I can't believe Jonathan just dumped Halley at the end!! I can see why Sara would dump Lars but the movie never really showed what was wrong with Halley. I know Jonathan and Sara are meant for each other but I just thought it was very selfish for him to dump Halley at the very end. He should not have lead her on for so long. I also found this movie too sappy for my taste.
Yup, so true... He wasn't leading her on, he had good hearted intentions to marry her... Its just that all those signs nearing his wedding couldn't help but make him want to seach for that mystery girl once more.
I must admit i love this film completely and i love believing in destiny and fate...but both me and my boyfriend could not help feeling sorry for Jonathans fiance...from her point of view it was meant to be the most happiest day of her life and she'd found the perfect man. I just felt really bad for her.
Although the line from his best friends pretty much summed his feelings up, where he said something like, maybe your doing all this running around trying to find a lost love because you dont want to be standing somewhere else. And so although he was going to hurt her in a very bad way he was doing the best thing for her in the long run. Its the idea of soulmate...theres only one and he truly believed sara was his.
It is called lazy script writing. The movie dropped his fiancee without a second thought. I would have sure as *beep* married her, let me tell you. Yowsa!
But did you agree with what they did to Lars? I mean he wasn't so bad when you first saw him. Then by the end, especially when he came to New York to find Sara, it seemed they just turned him into a caricature, basically. I guess they were trying to really show that Jonathan was the person she was supposed to be with, but it just seemed to me like they suddenly went overboard with Lars. And then, like you said, the contrast of Halley -- there was really no reason for him to dump her, other than he thought he was meant to be with someone else.
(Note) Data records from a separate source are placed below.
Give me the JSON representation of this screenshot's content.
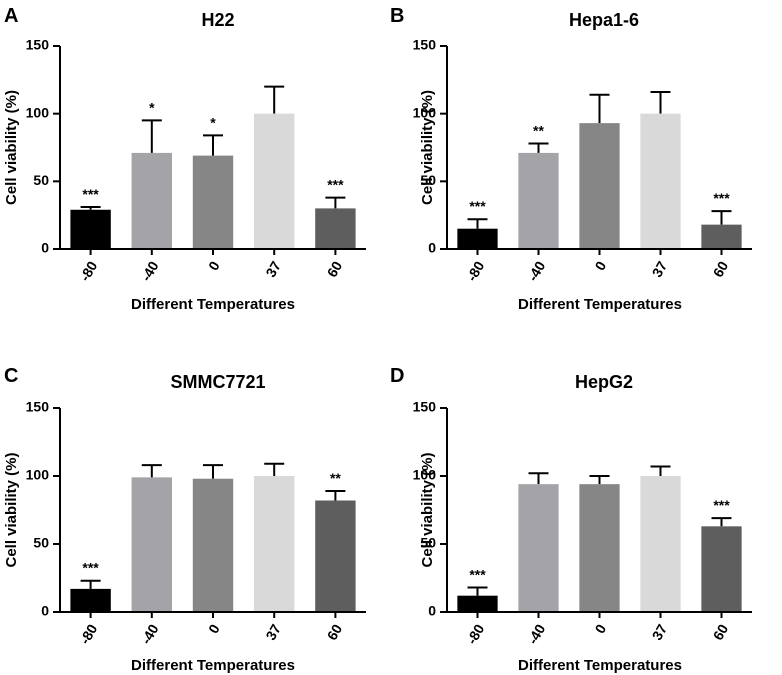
{
  "colors": {
    "-80": "#000000",
    "-40": "#a4a4a8",
    "0": "#868686",
    "37": "#d9d9d9",
    "60": "#5e5e5e",
    "axis": "#000000"
  },
  "chart_data": [
    {
      "type": "bar",
      "panel": "A",
      "title": "H22",
      "xlabel": "Different Temperatures",
      "ylabel": "Cell viability (%)",
      "ylim": [
        0,
        150
      ],
      "yticks": [
        0,
        50,
        100,
        150
      ],
      "categories": [
        "-80",
        "-40",
        "0",
        "37",
        "60"
      ],
      "values": [
        29,
        71,
        69,
        100,
        30
      ],
      "errors": [
        2,
        24,
        15,
        20,
        8
      ],
      "significance": [
        "***",
        "*",
        "*",
        "",
        "***"
      ]
    },
    {
      "type": "bar",
      "panel": "B",
      "title": "Hepa1-6",
      "xlabel": "Different Temperatures",
      "ylabel": "Cell viability (%)",
      "ylim": [
        0,
        150
      ],
      "yticks": [
        0,
        50,
        100,
        150
      ],
      "categories": [
        "-80",
        "-40",
        "0",
        "37",
        "60"
      ],
      "values": [
        15,
        71,
        93,
        100,
        18
      ],
      "errors": [
        7,
        7,
        21,
        16,
        10
      ],
      "significance": [
        "***",
        "**",
        "",
        "",
        "***"
      ]
    },
    {
      "type": "bar",
      "panel": "C",
      "title": "SMMC7721",
      "xlabel": "Different Temperatures",
      "ylabel": "Cell viability (%)",
      "ylim": [
        0,
        150
      ],
      "yticks": [
        0,
        50,
        100,
        150
      ],
      "categories": [
        "-80",
        "-40",
        "0",
        "37",
        "60"
      ],
      "values": [
        17,
        99,
        98,
        100,
        82
      ],
      "errors": [
        6,
        9,
        10,
        9,
        7
      ],
      "significance": [
        "***",
        "",
        "",
        "",
        "**"
      ]
    },
    {
      "type": "bar",
      "panel": "D",
      "title": "HepG2",
      "xlabel": "Different Temperatures",
      "ylabel": "Cell viability (%)",
      "ylim": [
        0,
        150
      ],
      "yticks": [
        0,
        50,
        100,
        150
      ],
      "categories": [
        "-80",
        "-40",
        "0",
        "37",
        "60"
      ],
      "values": [
        12,
        94,
        94,
        100,
        63
      ],
      "errors": [
        6,
        8,
        6,
        7,
        6
      ],
      "significance": [
        "***",
        "",
        "",
        "",
        "***"
      ]
    }
  ]
}
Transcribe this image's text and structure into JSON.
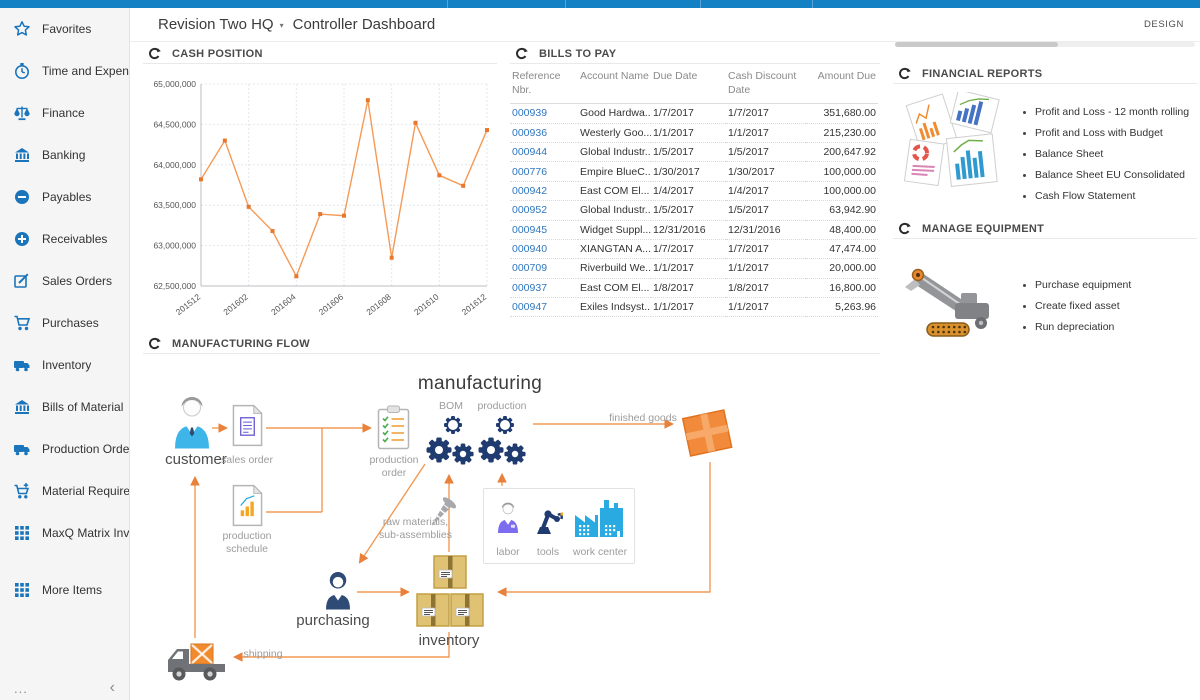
{
  "app": {
    "design_label": "DESIGN",
    "top_bar_color": "#1581c5"
  },
  "header": {
    "company": "Revision Two HQ",
    "caret": "▾",
    "dashboard_title": "Controller Dashboard"
  },
  "sidebar": {
    "items": [
      {
        "label": "Favorites",
        "icon": "star"
      },
      {
        "label": "Time and Expenses",
        "icon": "clock"
      },
      {
        "label": "Finance",
        "icon": "scales"
      },
      {
        "label": "Banking",
        "icon": "bank"
      },
      {
        "label": "Payables",
        "icon": "minus-circle"
      },
      {
        "label": "Receivables",
        "icon": "plus-circle"
      },
      {
        "label": "Sales Orders",
        "icon": "edit"
      },
      {
        "label": "Purchases",
        "icon": "cart"
      },
      {
        "label": "Inventory",
        "icon": "truck"
      },
      {
        "label": "Bills of Material",
        "icon": "bank"
      },
      {
        "label": "Production Orders",
        "icon": "truck"
      },
      {
        "label": "Material Requirem...",
        "icon": "cart-plus"
      },
      {
        "label": "MaxQ Matrix Invent...",
        "icon": "grid"
      },
      {
        "label": "More Items",
        "icon": "grid"
      }
    ],
    "footer": {
      "more": "...",
      "collapse": "‹"
    }
  },
  "panels": {
    "cash_position": {
      "title": "CASH POSITION"
    },
    "bills_to_pay": {
      "title": "BILLS TO PAY",
      "columns": [
        "Reference Nbr.",
        "Account Name",
        "Due Date",
        "Cash Discount Date",
        "Amount Due"
      ],
      "rows": [
        {
          "ref": "000939",
          "account": "Good Hardwa...",
          "due": "1/7/2017",
          "discount": "1/7/2017",
          "amount": "351,680.00"
        },
        {
          "ref": "000936",
          "account": "Westerly Goo...",
          "due": "1/1/2017",
          "discount": "1/1/2017",
          "amount": "215,230.00"
        },
        {
          "ref": "000944",
          "account": "Global Industr...",
          "due": "1/5/2017",
          "discount": "1/5/2017",
          "amount": "200,647.92"
        },
        {
          "ref": "000776",
          "account": "Empire BlueC...",
          "due": "1/30/2017",
          "discount": "1/30/2017",
          "amount": "100,000.00"
        },
        {
          "ref": "000942",
          "account": "East COM El...",
          "due": "1/4/2017",
          "discount": "1/4/2017",
          "amount": "100,000.00"
        },
        {
          "ref": "000952",
          "account": "Global Industr...",
          "due": "1/5/2017",
          "discount": "1/5/2017",
          "amount": "63,942.90"
        },
        {
          "ref": "000945",
          "account": "Widget Suppl...",
          "due": "12/31/2016",
          "discount": "12/31/2016",
          "amount": "48,400.00"
        },
        {
          "ref": "000940",
          "account": "XIANGTAN A...",
          "due": "1/7/2017",
          "discount": "1/7/2017",
          "amount": "47,474.00"
        },
        {
          "ref": "000709",
          "account": "Riverbuild We...",
          "due": "1/1/2017",
          "discount": "1/1/2017",
          "amount": "20,000.00"
        },
        {
          "ref": "000937",
          "account": "East COM El...",
          "due": "1/8/2017",
          "discount": "1/8/2017",
          "amount": "16,800.00"
        },
        {
          "ref": "000947",
          "account": "Exiles Indsyst...",
          "due": "1/1/2017",
          "discount": "1/1/2017",
          "amount": "5,263.96"
        }
      ]
    },
    "financial_reports": {
      "title": "FINANCIAL REPORTS",
      "image": "reports-collage",
      "links": [
        "Profit and Loss - 12 month rolling",
        "Profit and Loss with Budget",
        "Balance Sheet",
        "Balance Sheet EU Consolidated",
        "Cash Flow Statement"
      ]
    },
    "manage_equipment": {
      "title": "MANAGE EQUIPMENT",
      "image": "crane-equipment",
      "links": [
        "Purchase equipment",
        "Create fixed asset",
        "Run depreciation"
      ]
    },
    "manufacturing_flow": {
      "title": "MANUFACTURING FLOW",
      "labels": {
        "customer": "customer",
        "sales_order": "sales order",
        "production_schedule": "production schedule",
        "production_order": "production order",
        "manufacturing": "manufacturing",
        "bom": "BOM",
        "production": "production",
        "finished_goods": "finished goods",
        "raw_materials": "raw materials, sub-assemblies",
        "labor": "labor",
        "tools": "tools",
        "work_center": "work center",
        "purchasing": "purchasing",
        "inventory": "inventory",
        "shipping": "shipping"
      }
    }
  },
  "chart_data": {
    "type": "line",
    "title": "CASH POSITION",
    "xlabel": "",
    "ylabel": "",
    "x": [
      "201512",
      "201601",
      "201602",
      "201603",
      "201604",
      "201605",
      "201606",
      "201607",
      "201608",
      "201609",
      "201610",
      "201611",
      "201612"
    ],
    "values": [
      63820000,
      64300000,
      63480000,
      63180000,
      62620000,
      63390000,
      63370000,
      64800000,
      62850000,
      64520000,
      63870000,
      63740000,
      64430000
    ],
    "ylim": [
      62500000,
      65000000
    ],
    "ytick_step": 500000,
    "x_label_every": 2,
    "grid": true,
    "legend": "none",
    "line_color": "#f59a56",
    "marker_color": "#e8762c"
  }
}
Thank you, I thought it was just me wondering: "did I miss the part when they cancelled their wedding, and why did they exactly?" Sloppy script, as another poster noted; the film bothers to include other drivel scenes & dialogue (like, any scene with Molly Shannon) but the significant discussion to cancel the wedding is absent. I know, I know, it's so the guy-putting-away-chairs scene will be a cute surprise for Sara and for the audience.
Well, if it's lazy script writing, then 90% of all romantic comedies ever made have the same problem. In "Enchanted" Robert and Giselle are betrothed to someone else but end up with each other. In "Leap Year" Amy Adams is engaged to one guy and ends up with the Irish dude. In "You've Got Mail" they both have lovers, and dump them so Tom Hanks and Meg Ryan can get together. "Six Days, Seven Nights", "Bridget Jones Diary", "Working Girl" - it's a common affliction.
The problem is that in this genre of a romantic comedy you have to keep the two main characters apart - to create tension and drama, but you don't have time to pleasantly resolve all the detritus that comes from tearing the two leads away from their current boyfriends. So you just throw them overboard. ;)
In Working Girl, Melanie Griffith's man was having an affair on HER with a friend in their social circle, and she immediately left the relationship. He (Alec Baldwin?'s character) was just trying to get her back.
Holy crap, conchshell !!! Not another out-of-context usage of "at the end of the day" that doesn't apply to the end of a day. Puh-Leez, that tired phrase needs to stay in the Office BS Bingo game.
He didn't want to spend the rest if his life with someone he wasn't in love with. I think Halley felt his lack of depth of feeling also. She saw as many signs that he wasn't in love with her as he did, in my opinion.